= Mr. Big (chocolate bar) =

Canadian candy bar

Mr. Big is a chocolate bar produced by Cadbury in Canada. It used to be the largest sized chocolate bar produced by the company, hence the name. The standard bar is made of a layered vanilla wafer biscuit coated in caramel, peanuts, and rice crisps and covered in a chocolatey coating. The bar is the length of two "standard"-sized bars – around 20 centimetres (8 inches) long. Additional varieties include Mr. Chew Big, Mr. Big Fudge, and Mr. Big with Maple.

==History==
The bar was first produced in Canada by Neilson in 1979. The bar is common in Canada, but is also available in Hungary, Poland, and some areas of the United States.

A Canadian advertising campaign in the 1970s included the tagline "Mr. Big: so big they call him Mister".

The product launched in the U.S. in 1995, and the launch included an advertising campaign with the basketball player Shaquille O'Neal. A miniature Mr. Big chocolate bar is manufactured and marketed for the Halloween season.

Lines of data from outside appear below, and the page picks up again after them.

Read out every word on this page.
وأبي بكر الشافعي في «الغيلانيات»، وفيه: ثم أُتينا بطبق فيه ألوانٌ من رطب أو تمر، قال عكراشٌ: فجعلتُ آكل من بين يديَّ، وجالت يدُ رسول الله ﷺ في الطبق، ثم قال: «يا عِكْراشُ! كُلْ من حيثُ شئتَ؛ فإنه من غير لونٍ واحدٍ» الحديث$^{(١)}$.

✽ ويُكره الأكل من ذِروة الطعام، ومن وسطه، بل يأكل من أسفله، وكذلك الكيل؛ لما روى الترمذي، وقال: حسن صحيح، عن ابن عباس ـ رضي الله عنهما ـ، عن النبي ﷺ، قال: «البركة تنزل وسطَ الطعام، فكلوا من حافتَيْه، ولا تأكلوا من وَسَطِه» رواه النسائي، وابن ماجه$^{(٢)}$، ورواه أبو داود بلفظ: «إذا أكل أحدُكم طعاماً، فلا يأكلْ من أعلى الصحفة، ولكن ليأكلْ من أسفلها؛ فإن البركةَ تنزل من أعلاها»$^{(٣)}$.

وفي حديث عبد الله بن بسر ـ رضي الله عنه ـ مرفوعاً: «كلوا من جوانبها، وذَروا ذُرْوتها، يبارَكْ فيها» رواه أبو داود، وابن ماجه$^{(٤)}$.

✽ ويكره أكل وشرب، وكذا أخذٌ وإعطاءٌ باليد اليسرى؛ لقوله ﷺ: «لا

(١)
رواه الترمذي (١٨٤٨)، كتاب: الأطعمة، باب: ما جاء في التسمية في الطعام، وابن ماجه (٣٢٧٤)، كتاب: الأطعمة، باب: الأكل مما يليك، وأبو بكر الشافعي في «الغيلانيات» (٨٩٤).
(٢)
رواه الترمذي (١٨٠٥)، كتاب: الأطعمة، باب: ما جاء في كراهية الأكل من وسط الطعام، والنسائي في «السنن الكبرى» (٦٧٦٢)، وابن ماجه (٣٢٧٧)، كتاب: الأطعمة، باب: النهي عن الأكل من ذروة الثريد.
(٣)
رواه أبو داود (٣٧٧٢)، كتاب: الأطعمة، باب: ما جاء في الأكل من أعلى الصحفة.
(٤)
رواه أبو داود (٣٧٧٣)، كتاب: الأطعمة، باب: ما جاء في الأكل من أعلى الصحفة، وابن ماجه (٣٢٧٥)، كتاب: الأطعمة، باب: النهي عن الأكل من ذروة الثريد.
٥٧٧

In 1996, Neilson sold their candy division, including the rights to make the Mr. Big bar, to Cadbury.

==Brand name==
The Mr. Big brand name was originally owned by Nestlé and licensed by William Neilson (now Cadbury). This created a situation where the trademark of one of Neilson's largest brands was owned by its largest competitor. Neilson then bought the rights to the name Mr. Big for confectionery.

==Ice cream==
Mr. Big was the only Cadbury chocolate bar to have an ice cream variant made by Nestlé until 2019. It was discontinued in May 2002 in the UK due to poor sales. An ice cream bar version produced by Nestlé is available in Canada, although other Cadbury ice cream products were previously made by Breyers.